For Continental’s flight, Terasol Energy produced oil from jatropha seeds. But 2.5 percent of the blend also derived from algae oil procured by Sapphire Energy from Cyanotech, an algae grower in Hawaii. “Crude oil is nothing but algae from 10 million years ago,” says Tim Zenk, vice president of corporate affairs at Sapphire. “We take that process and speed it up to produce green crude.”
Of course, making algae oil in quantity remains a huge challenge, from perfecting the algae’s growth to extracting the oil cost-effectively. According to Zenk, the company hopes to produce 300 barrels of oil from algae grown in brackish ponds at its test facility in New Mexico by 2011. In five years the output should reach 10,000 barrels a day, costing “between 60 and 80 dollars per barrel,” he says. “That’s with very conservative numbers in terms of oil produced per acre.” Other players are also at work in this area: Science Applications International Corporation in San Diego has a contract with the U.S. Department of Defense to develop fuels from algae, and the San Francisco–based start-up Solazyme has made jet fuel from algae that meets commercial standards.
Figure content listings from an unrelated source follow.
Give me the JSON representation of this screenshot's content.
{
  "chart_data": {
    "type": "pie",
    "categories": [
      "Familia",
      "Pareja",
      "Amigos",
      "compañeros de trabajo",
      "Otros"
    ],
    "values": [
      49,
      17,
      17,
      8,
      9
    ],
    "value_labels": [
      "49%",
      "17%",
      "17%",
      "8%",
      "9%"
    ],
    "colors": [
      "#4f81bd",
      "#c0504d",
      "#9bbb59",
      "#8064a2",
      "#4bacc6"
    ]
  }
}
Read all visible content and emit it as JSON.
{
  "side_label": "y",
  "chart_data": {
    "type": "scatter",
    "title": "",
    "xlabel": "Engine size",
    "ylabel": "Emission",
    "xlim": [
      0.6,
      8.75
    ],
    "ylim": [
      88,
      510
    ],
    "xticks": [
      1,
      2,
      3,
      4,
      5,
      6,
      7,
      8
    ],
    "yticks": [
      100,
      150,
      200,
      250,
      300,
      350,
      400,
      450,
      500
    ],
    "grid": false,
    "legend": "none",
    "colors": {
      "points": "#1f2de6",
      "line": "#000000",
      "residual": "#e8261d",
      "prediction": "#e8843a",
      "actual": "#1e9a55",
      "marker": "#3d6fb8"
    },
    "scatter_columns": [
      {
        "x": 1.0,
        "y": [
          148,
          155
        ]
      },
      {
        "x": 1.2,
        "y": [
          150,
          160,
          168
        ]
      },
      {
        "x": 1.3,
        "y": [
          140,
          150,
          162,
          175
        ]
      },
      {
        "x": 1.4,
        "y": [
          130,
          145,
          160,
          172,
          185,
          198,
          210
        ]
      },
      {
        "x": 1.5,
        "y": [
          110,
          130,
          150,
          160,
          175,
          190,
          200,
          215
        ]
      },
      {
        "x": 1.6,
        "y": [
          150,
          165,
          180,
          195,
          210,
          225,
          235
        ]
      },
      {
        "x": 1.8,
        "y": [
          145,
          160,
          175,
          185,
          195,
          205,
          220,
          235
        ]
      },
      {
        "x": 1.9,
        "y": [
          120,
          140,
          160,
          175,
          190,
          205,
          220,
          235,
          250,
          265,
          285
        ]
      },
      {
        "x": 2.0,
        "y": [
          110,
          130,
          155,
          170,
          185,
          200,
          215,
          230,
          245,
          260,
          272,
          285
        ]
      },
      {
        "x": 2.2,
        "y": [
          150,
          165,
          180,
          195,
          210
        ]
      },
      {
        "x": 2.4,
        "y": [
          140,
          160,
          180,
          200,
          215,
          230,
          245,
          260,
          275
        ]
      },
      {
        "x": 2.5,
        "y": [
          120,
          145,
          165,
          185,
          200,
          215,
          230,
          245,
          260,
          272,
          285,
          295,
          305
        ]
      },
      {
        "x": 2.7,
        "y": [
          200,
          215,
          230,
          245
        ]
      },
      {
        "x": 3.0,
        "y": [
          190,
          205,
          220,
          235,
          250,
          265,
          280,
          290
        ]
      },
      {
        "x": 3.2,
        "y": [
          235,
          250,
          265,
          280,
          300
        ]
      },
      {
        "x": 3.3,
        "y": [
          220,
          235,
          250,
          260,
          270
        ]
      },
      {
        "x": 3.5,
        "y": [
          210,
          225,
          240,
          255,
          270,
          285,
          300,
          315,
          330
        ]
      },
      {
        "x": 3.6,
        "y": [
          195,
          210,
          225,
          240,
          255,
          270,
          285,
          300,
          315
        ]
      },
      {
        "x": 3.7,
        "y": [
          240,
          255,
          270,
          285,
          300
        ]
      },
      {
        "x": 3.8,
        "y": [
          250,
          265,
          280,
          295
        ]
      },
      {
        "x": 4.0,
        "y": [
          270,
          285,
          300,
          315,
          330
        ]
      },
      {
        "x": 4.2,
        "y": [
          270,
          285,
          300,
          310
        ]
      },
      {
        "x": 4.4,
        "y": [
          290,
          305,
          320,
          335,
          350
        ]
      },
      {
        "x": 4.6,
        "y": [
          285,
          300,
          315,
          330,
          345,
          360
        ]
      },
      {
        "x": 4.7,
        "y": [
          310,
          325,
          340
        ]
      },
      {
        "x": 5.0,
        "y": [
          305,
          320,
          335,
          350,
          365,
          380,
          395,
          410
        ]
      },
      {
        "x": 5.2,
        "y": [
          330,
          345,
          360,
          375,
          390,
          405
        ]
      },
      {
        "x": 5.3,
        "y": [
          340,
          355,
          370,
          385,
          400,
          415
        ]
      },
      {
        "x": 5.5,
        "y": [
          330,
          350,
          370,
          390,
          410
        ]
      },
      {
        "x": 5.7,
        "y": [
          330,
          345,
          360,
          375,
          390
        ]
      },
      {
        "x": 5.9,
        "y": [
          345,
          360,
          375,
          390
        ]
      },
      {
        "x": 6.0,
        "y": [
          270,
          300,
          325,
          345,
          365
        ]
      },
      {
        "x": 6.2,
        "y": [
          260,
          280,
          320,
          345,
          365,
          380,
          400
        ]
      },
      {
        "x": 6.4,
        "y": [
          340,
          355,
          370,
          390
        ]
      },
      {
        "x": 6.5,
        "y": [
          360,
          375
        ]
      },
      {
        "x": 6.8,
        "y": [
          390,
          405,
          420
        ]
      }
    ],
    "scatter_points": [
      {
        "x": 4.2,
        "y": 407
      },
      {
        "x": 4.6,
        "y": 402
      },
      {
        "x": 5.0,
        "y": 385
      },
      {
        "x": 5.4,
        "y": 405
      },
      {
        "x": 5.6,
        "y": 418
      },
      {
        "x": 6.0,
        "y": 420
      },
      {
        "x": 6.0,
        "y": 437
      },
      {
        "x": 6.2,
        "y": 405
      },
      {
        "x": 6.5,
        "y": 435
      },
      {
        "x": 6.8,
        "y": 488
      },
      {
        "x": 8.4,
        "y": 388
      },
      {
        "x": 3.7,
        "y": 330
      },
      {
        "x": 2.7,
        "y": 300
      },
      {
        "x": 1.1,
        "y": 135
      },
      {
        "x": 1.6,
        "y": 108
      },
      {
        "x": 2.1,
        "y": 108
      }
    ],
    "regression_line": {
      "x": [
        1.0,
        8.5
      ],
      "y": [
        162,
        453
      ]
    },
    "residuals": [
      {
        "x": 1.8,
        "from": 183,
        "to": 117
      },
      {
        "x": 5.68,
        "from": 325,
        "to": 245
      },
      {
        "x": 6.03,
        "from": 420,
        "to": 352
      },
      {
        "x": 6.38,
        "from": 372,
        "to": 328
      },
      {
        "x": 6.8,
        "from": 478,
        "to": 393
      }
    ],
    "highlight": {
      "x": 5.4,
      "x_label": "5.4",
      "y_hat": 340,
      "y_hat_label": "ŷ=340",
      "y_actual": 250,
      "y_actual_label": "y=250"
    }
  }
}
Where to Grow In the meantime, efforts to grow jatropha—already planted in quantity in Africa and India—may be scaled up while camelina is improved as a rotation crop with wheat. Jet fuel from camelina and jatropha should be at the correct price point—$80 per barrel or less—within three to five years and fuel from algae in eight to 10 years, according to Holmgren. Boeing’s Glover adds that “different parts of the world will source differently.” To that end, chemical engineers at the University of North Dakota’s Energy & Environmental Research Center have successfully turned oil from canola, coconuts and soybeans into jet fuel that rivals the conventional liquid, U.S. government tests show.
Sourcing would indeed be a big question. Critics question whether enough land would be available to meet demand. An article in the industry journal Petroleum Review claimed that supplying 240 million gallons of jatropha fuel—roughly the equivalent to the demand for Jet A—would require planting an area twice the size of France. Others warn that jatropha yields are unreliable and that harvesting seeds from the inedible fruit is labor-intensive. Genetic advances in biofuel plants could make them more productive [see “The Next Generation of Biofuels]. Nevertheless, if petroleum oil stays below $80 a barrel, none of the alternative fuels may pay.
Even if hurdles are overcome, bio-jet fuel in the near term is likely to be blended with Jet A because the biofuels lack aromatics—hydrocarbon rings that interact with the seals in current engines, helping to swell them shut. “We fully expect that the first fuels will be 50–50 blends or less,” Glover says. The recent flights—as well as earlier ones by Air New Zealand and Virgin Atlantic—prove that such blends can be effective. By 2017 the International Air Transport Association, an industry group that represents 93 percent of the world’s carriers, hopes to source 10 percent of all aviation fuel from sustainable plant sources, both to ease the volatility of fuel prices and to cut emissions of greenhouse gases. Boeing is optimistic, too. “Three years ago we started out saying this doesn’t look like it’s possible,” Glover says. “But every day we become more and more convinced it’s not only possible, it has huge benefits for industry and the public.”
Note: This article was originally printed with the title, “Green Fuels for Jets”.